Will the same be true in Baghdad?
"If I was a GI, I wouldn't be worried about weapons of mass destruction but about house-to-house fighting in Baghdad," said Klare. And even if the war against the Saddam Hussein regime is over quickly, that doesn't mean an end to the danger to U.S. forces from small arms. More threatening, said Klare, may be factional fighting -- "separating the Sunnis from the Shiites and the Kurds ... and getting caught in the middle of shooting matches."
Children armed
In Iraq, training camps for children give instruction in the proper use of small arms and light weapons.
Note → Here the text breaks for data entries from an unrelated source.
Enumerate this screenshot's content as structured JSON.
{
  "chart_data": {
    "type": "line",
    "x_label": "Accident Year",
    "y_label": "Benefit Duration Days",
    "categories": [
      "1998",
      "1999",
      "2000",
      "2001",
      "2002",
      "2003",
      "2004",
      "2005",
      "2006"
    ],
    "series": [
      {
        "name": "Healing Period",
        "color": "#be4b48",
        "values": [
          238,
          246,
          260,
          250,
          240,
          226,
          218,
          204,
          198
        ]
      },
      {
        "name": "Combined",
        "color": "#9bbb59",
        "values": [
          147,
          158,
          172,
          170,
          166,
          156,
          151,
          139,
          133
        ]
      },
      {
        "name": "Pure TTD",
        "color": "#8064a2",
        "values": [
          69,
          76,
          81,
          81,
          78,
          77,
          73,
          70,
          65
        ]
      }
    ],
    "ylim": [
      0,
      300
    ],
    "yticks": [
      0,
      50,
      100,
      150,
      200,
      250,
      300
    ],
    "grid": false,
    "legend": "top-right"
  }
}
Most Kurdish men and boys are armed.
The steady increase in small arms and light weapons around the world, documented by the United Nations and other organizations, has several causes. Among them: a growing arms trade fueled by criminal activities involving drugs, diamonds, and other black-marketed goods; few international restrictions of the type governing chemical and biological weapons and land mines; the increase in terrorist groups; "failed states" marked by poverty and lawlessness, and countries newly independent but lacking a strong central government.
"In Albania, for example, there was massive looting of government arsenals," said Rachel Stohl, a senior analyst specializing in conventional arms at the Center for Defense Information in Washington. "Those weapons made their way through the civilian population to other countries."
Others have noted that post-Soviet Russia's notoriously underpaid Army -- from privates to generals -- has been a major source of weapons sold to black marketeers.
Although figures on such weapons are sketchy at best, "Small Arms Survey 2002: Counting the Human Cost," published by the University of Geneva, puts the total at approximately 639 million worldwide. The survey also found that more than 1,000 companies in some 98 countries produce such weapons.